Mantan Dirut PT BSP Ungkap Dugaan Korupsi dan Pencucian Uang

"Saya mau ditempatkan di BOBCPP karena saya orang yang ikut memimpin pembentukan BOBCPP menyadari ditahap awal sulit mendapatkan pekerja para professional perminyakan," jelasnya.
"Tentu tidak bijak kalau saya tinggalkan begitu saja. Blok CPP asset strategis negara dan kebanggaan daerah Riau. Selain itu saya juga menunggu realisasi janji akan menyelesaikan secara musyawarah kekeluargaan pemberhentian saya sebagai Dirut PT BSP," jelasnya.
Bekerja di BOBCPP gaji dan remunerasi sepenuhnya masuk dalam lifting cost yang dibayar (diganti/cost recovery) oleh SKK-Migas. Tidak ada uang PT BSP atau Pertamina yang menggaji.
Yang mesti dipertanyakan adalah Arwin AS ketika menjabat Bupati Siak menjadi Komisaris Utama PT BSP, juga selama kurang lebih 7 tahun menjadi anggota JMC BOBCPP bergaji miliaran rupiah per tahun dan berbagai remunerasi.
"Itu sepenuhnya dibebankan kepada SKK-Migas (cost recovery)," kata Nawasir.

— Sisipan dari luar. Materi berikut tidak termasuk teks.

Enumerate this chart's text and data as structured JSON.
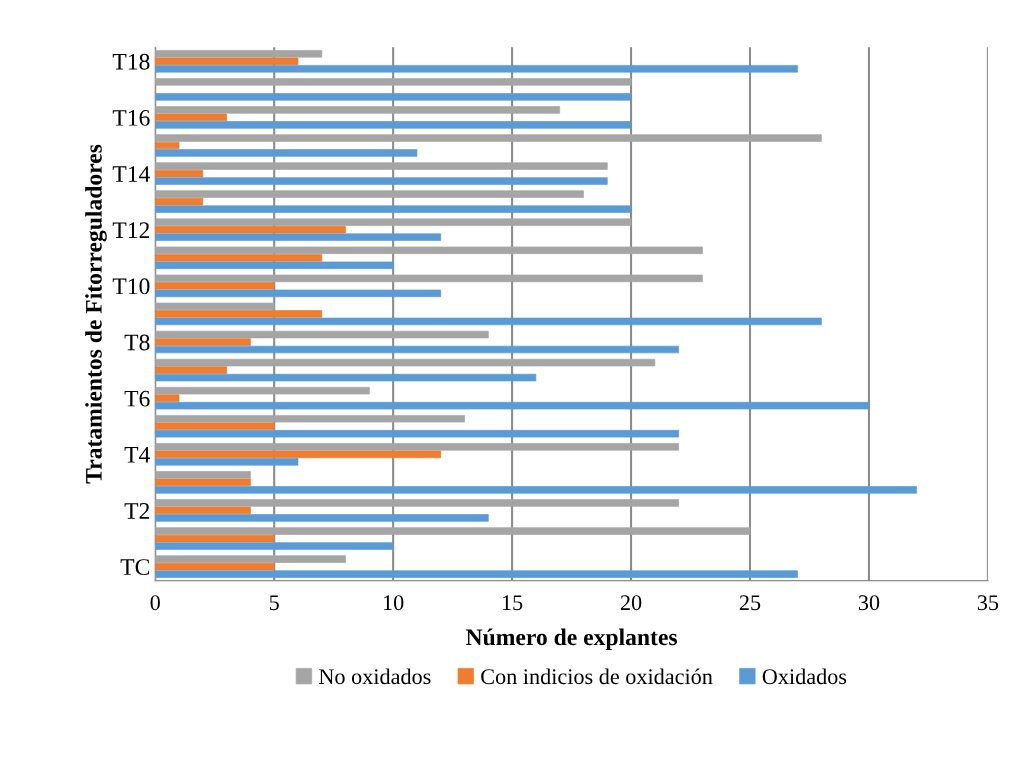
{
  "chart_data": {
    "type": "bar",
    "orientation": "horizontal",
    "xlabel": "Número de explantes",
    "ylabel": "Tratamientos de Fitorreguladores",
    "categories": [
      "T18",
      null,
      "T16",
      null,
      "T14",
      null,
      "T12",
      null,
      "T10",
      null,
      "T8",
      null,
      "T6",
      null,
      "T4",
      null,
      "T2",
      null,
      "TC"
    ],
    "series": [
      {
        "name": "No oxidados",
        "color": "#a5a5a5",
        "values": [
          7,
          20,
          17,
          28,
          19,
          18,
          20,
          23,
          23,
          5,
          14,
          21,
          9,
          13,
          22,
          4,
          22,
          25,
          8
        ]
      },
      {
        "name": "Con indicios de oxidación",
        "color": "#ed7d31",
        "values": [
          6,
          0,
          3,
          1,
          2,
          2,
          8,
          7,
          5,
          7,
          4,
          3,
          1,
          5,
          12,
          4,
          4,
          5,
          5
        ]
      },
      {
        "name": "Oxidados",
        "color": "#5b9bd5",
        "values": [
          27,
          20,
          20,
          11,
          19,
          20,
          12,
          10,
          12,
          28,
          22,
          16,
          30,
          22,
          6,
          32,
          14,
          10,
          27
        ]
      }
    ],
    "xlim": [
      0,
      35
    ],
    "xticks": [
      0,
      5,
      10,
      15,
      20,
      25,
      30,
      35
    ],
    "grid": "x",
    "legend": "bottom"
  }
}
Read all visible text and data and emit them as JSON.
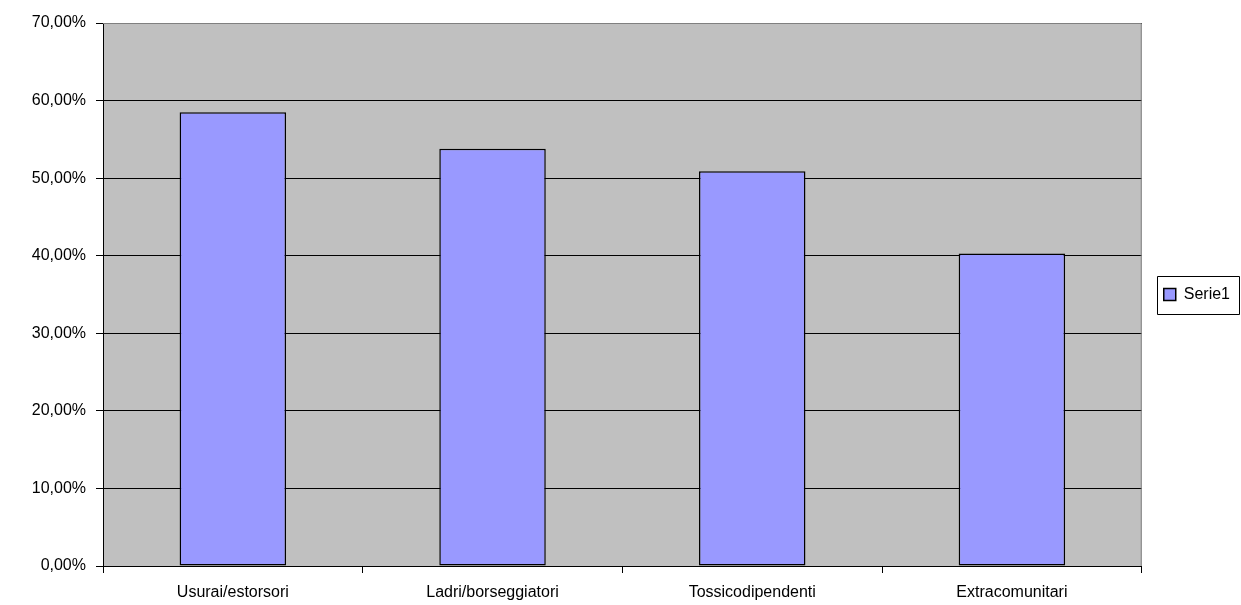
{
  "chart_data": {
    "type": "bar",
    "categories": [
      "Usurai/estorsori",
      "Ladri/borseggiatori",
      "Tossicodipendenti",
      "Extracomunitari"
    ],
    "series": [
      {
        "name": "Serie1",
        "color": "#9999ff",
        "values": [
          58.5,
          53.8,
          50.9,
          40.3
        ]
      }
    ],
    "ylim": [
      0,
      70
    ],
    "yticks": [
      {
        "value": 0,
        "label": "0,00%"
      },
      {
        "value": 10,
        "label": "10,00%"
      },
      {
        "value": 20,
        "label": "20,00%"
      },
      {
        "value": 30,
        "label": "30,00%"
      },
      {
        "value": 40,
        "label": "40,00%"
      },
      {
        "value": 50,
        "label": "50,00%"
      },
      {
        "value": 60,
        "label": "60,00%"
      },
      {
        "value": 70,
        "label": "70,00%"
      }
    ],
    "grid": "y",
    "legend": "right"
  }
}
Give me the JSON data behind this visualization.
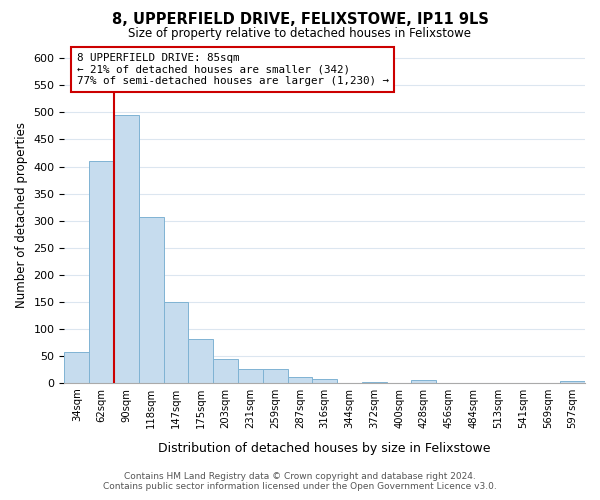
{
  "title": "8, UPPERFIELD DRIVE, FELIXSTOWE, IP11 9LS",
  "subtitle": "Size of property relative to detached houses in Felixstowe",
  "xlabel": "Distribution of detached houses by size in Felixstowe",
  "ylabel": "Number of detached properties",
  "bar_values": [
    57,
    410,
    495,
    307,
    150,
    82,
    44,
    25,
    25,
    10,
    8,
    0,
    2,
    0,
    5,
    0,
    0,
    0,
    0,
    0,
    4
  ],
  "bar_labels": [
    "34sqm",
    "62sqm",
    "90sqm",
    "118sqm",
    "147sqm",
    "175sqm",
    "203sqm",
    "231sqm",
    "259sqm",
    "287sqm",
    "316sqm",
    "344sqm",
    "372sqm",
    "400sqm",
    "428sqm",
    "456sqm",
    "484sqm",
    "513sqm",
    "541sqm",
    "569sqm",
    "597sqm"
  ],
  "bar_color": "#c6dcee",
  "bar_edge_color": "#7fb3d3",
  "annotation_box_color": "#ffffff",
  "annotation_border_color": "#cc0000",
  "vline_color": "#cc0000",
  "annotation_title": "8 UPPERFIELD DRIVE: 85sqm",
  "annotation_line1": "← 21% of detached houses are smaller (342)",
  "annotation_line2": "77% of semi-detached houses are larger (1,230) →",
  "ylim": [
    0,
    620
  ],
  "yticks": [
    0,
    50,
    100,
    150,
    200,
    250,
    300,
    350,
    400,
    450,
    500,
    550,
    600
  ],
  "footer_line1": "Contains HM Land Registry data © Crown copyright and database right 2024.",
  "footer_line2": "Contains public sector information licensed under the Open Government Licence v3.0.",
  "background_color": "#ffffff",
  "grid_color": "#dce6f0"
}
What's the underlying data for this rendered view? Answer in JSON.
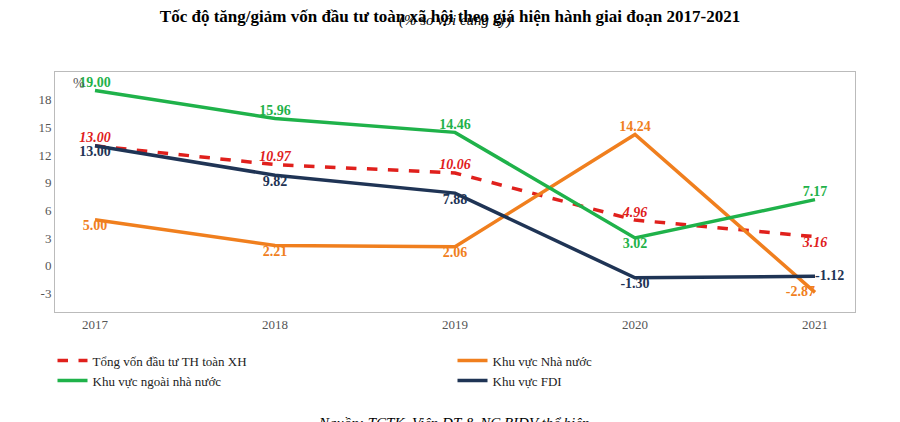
{
  "chart_data": {
    "type": "line",
    "title": "Tốc độ tăng/giảm vốn đầu tư toàn xã hội theo giá hiện hành giai đoạn 2017-2021",
    "subtitle": "(% so với cùng kỳ)",
    "source": "Nguồn: TCTK, Viện ĐT & NC BIDV thể hiện.",
    "y_label": "%",
    "categories": [
      "2017",
      "2018",
      "2019",
      "2020",
      "2021"
    ],
    "ylim": [
      -5,
      21
    ],
    "yticks": [
      -3,
      0,
      3,
      6,
      9,
      12,
      15,
      18
    ],
    "grid": false,
    "legend": "bottom",
    "data_labels": true,
    "series": [
      {
        "name": "Tổng vốn đầu tư TH toàn XH",
        "color": "#e0201c",
        "line_style": "dashed",
        "values": [
          13.0,
          10.97,
          10.06,
          4.96,
          3.16
        ],
        "value_labels": [
          "13.00",
          "10.97",
          "10.06",
          "4.96",
          "3.16"
        ]
      },
      {
        "name": "Khu vực Nhà nước",
        "color": "#f07f1e",
        "line_style": "solid",
        "values": [
          5.0,
          2.21,
          2.06,
          14.24,
          -2.87
        ],
        "value_labels": [
          "5.00",
          "2.21",
          "2.06",
          "14.24",
          "-2.87"
        ]
      },
      {
        "name": "Khu vực ngoài nhà nước",
        "color": "#1fb24a",
        "line_style": "solid",
        "values": [
          19.0,
          15.96,
          14.46,
          3.02,
          7.17
        ],
        "value_labels": [
          "19.00",
          "15.96",
          "14.46",
          "3.02",
          "7.17"
        ]
      },
      {
        "name": "Khu vực FDI",
        "color": "#1f3455",
        "line_style": "solid",
        "values": [
          13.0,
          9.82,
          7.88,
          -1.3,
          -1.12
        ],
        "value_labels": [
          "13.00",
          "9.82",
          "7.88",
          "-1.30",
          "-1.12"
        ]
      }
    ]
  }
}
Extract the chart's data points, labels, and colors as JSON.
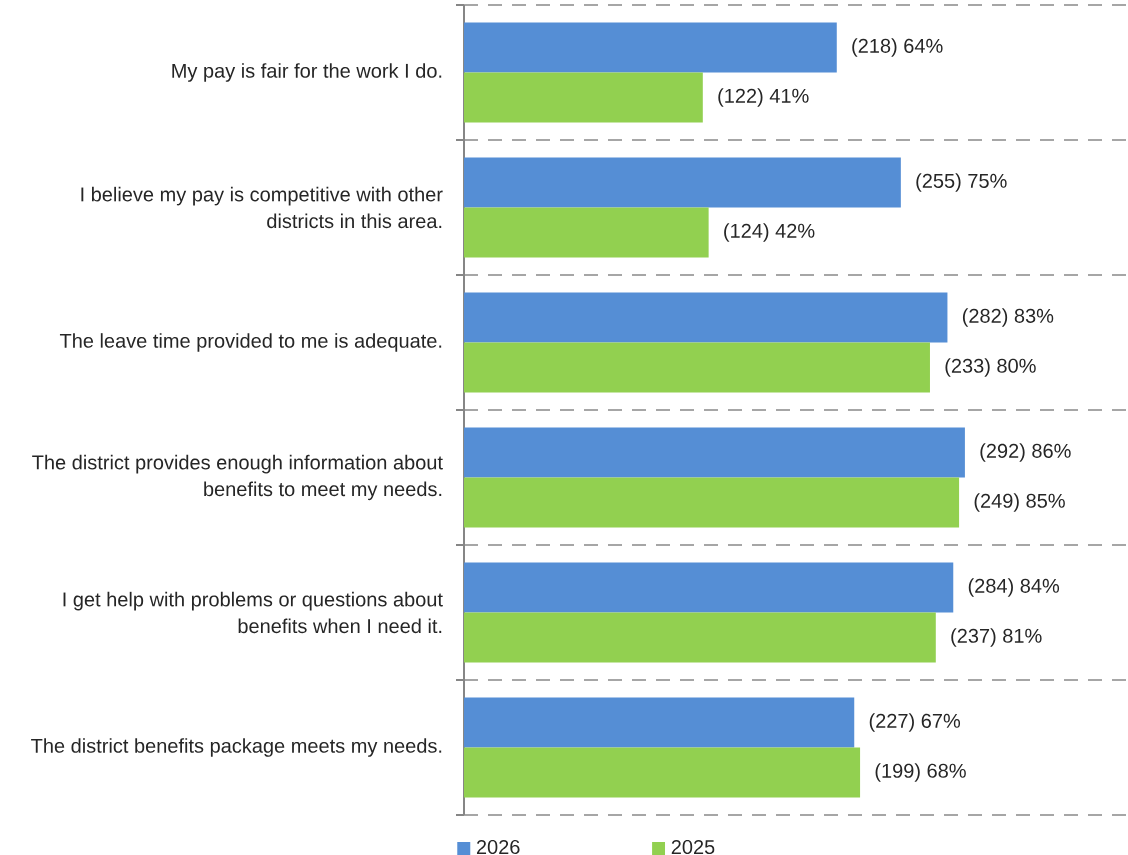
{
  "chart_data": {
    "type": "bar",
    "orientation": "horizontal",
    "categories": [
      "My pay is fair for the work I do.",
      "I believe my pay is competitive with other districts in this area.",
      "The leave time provided to me is adequate.",
      "The district provides enough information about benefits to meet my needs.",
      "I get help with problems or questions about benefits when I need it.",
      "The district benefits package meets my needs."
    ],
    "series": [
      {
        "name": "2026",
        "color": "#558ED5",
        "values": [
          64,
          75,
          83,
          86,
          84,
          67
        ],
        "value_labels": [
          "(218) 64%",
          "(255) 75%",
          "(282) 83%",
          "(292) 86%",
          "(284) 84%",
          "(227) 67%"
        ]
      },
      {
        "name": "2025",
        "color": "#92D050",
        "values": [
          41,
          42,
          80,
          85,
          81,
          68
        ],
        "value_labels": [
          "(122) 41%",
          "(124) 42%",
          "(233) 80%",
          "(249) 85%",
          "(237) 81%",
          "(199) 68%"
        ]
      }
    ],
    "xlim": [
      0,
      114
    ],
    "grid": "y",
    "legend": "bottom",
    "tick_labels": "y"
  }
}
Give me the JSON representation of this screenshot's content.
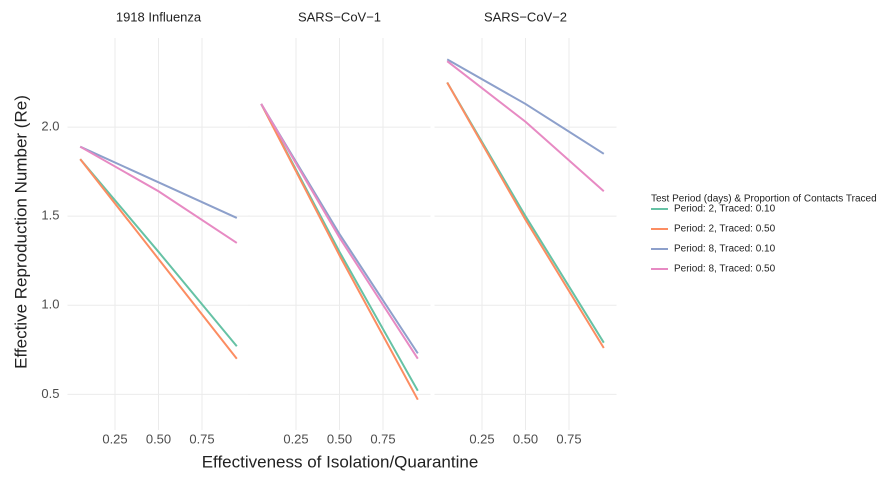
{
  "x_label": "Effectiveness of Isolation/Quarantine",
  "y_label": "Effective Reproduction Number (Re)",
  "legend_title": "Test Period (days) & Proportion of Contacts Traced",
  "chart_data": [
    {
      "type": "line",
      "title": "1918 Influenza",
      "x": [
        0.05,
        0.5,
        0.95
      ],
      "xlim": [
        0,
        1
      ],
      "xticks": [
        0.25,
        {
          "value": 0.5,
          "label": "0.50"
        },
        0.75
      ],
      "ylim": [
        0.3,
        2.5
      ],
      "yticks": [
        0.5,
        {
          "value": 1,
          "label": "1.0"
        },
        1.5,
        {
          "value": 2,
          "label": "2.0"
        }
      ],
      "grid": true,
      "series": [
        {
          "name": "Period: 2, Traced: 0.10",
          "color": "#66c2a5",
          "values": [
            1.82,
            1.3,
            0.77
          ]
        },
        {
          "name": "Period: 2, Traced: 0.50",
          "color": "#fc8d62",
          "values": [
            1.82,
            1.26,
            0.7
          ]
        },
        {
          "name": "Period: 8, Traced: 0.10",
          "color": "#8da0cb",
          "values": [
            1.89,
            1.69,
            1.49
          ]
        },
        {
          "name": "Period: 8, Traced: 0.50",
          "color": "#e78ac3",
          "values": [
            1.89,
            1.64,
            1.35
          ]
        }
      ]
    },
    {
      "type": "line",
      "title": "SARS−CoV−1",
      "x": [
        0.05,
        0.5,
        0.95
      ],
      "xlim": [
        0,
        1
      ],
      "xticks": [
        0.25,
        {
          "value": 0.5,
          "label": "0.50"
        },
        0.75
      ],
      "series": [
        {
          "name": "Period: 2, Traced: 0.10",
          "color": "#66c2a5",
          "values": [
            2.13,
            1.3,
            0.52
          ]
        },
        {
          "name": "Period: 2, Traced: 0.50",
          "color": "#fc8d62",
          "values": [
            2.13,
            1.28,
            0.47
          ]
        },
        {
          "name": "Period: 8, Traced: 0.10",
          "color": "#8da0cb",
          "values": [
            2.13,
            1.4,
            0.73
          ]
        },
        {
          "name": "Period: 8, Traced: 0.50",
          "color": "#e78ac3",
          "values": [
            2.13,
            1.38,
            0.7
          ]
        }
      ]
    },
    {
      "type": "line",
      "title": "SARS−CoV−2",
      "x": [
        0.05,
        0.5,
        0.95
      ],
      "xlim": [
        0,
        1
      ],
      "xticks": [
        0.25,
        {
          "value": 0.5,
          "label": "0.50"
        },
        0.75
      ],
      "series": [
        {
          "name": "Period: 2, Traced: 0.10",
          "color": "#66c2a5",
          "values": [
            2.25,
            1.5,
            0.79
          ]
        },
        {
          "name": "Period: 2, Traced: 0.50",
          "color": "#fc8d62",
          "values": [
            2.25,
            1.48,
            0.76
          ]
        },
        {
          "name": "Period: 8, Traced: 0.10",
          "color": "#8da0cb",
          "values": [
            2.38,
            2.13,
            1.85
          ]
        },
        {
          "name": "Period: 8, Traced: 0.50",
          "color": "#e78ac3",
          "values": [
            2.37,
            2.03,
            1.64
          ]
        }
      ]
    }
  ]
}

Padahal menurut UU No. 22/1999 tentang Pemda Arwin (Bupati Siak saat itu) TERLARANG turut serta dalam perusahaan/yayasan bidang apapun dan karena itu patut diduga Arwin telah melakukan perbuatan korupsi dan pencucian uang. Aparat hukum sebenarnya tidak sulit mengusutnya dan memeriksanya sekarang juga.
Pada 2003 Azaly Djohan dan Ramlan Comel dibantu Said Chaidir ketahuan menggelapkan (korupsi) dana PT BSP. Akibatnya kasus korupsi Azaly dan Ramlan yang diputus hukuman 2 tahun penjara di PN Pekanbaru.
"Walau kemudian diputus bebas oleh MA, Azaly Djohan dan Ramlan Comel diberhentikan sebagai Direktur PT BSP dan JMC BOBCPP. Kita tahu Ramlan Comel wafat di penjara Sukamiskin Bandung sebagai napi koruptor," jelas Nawasir.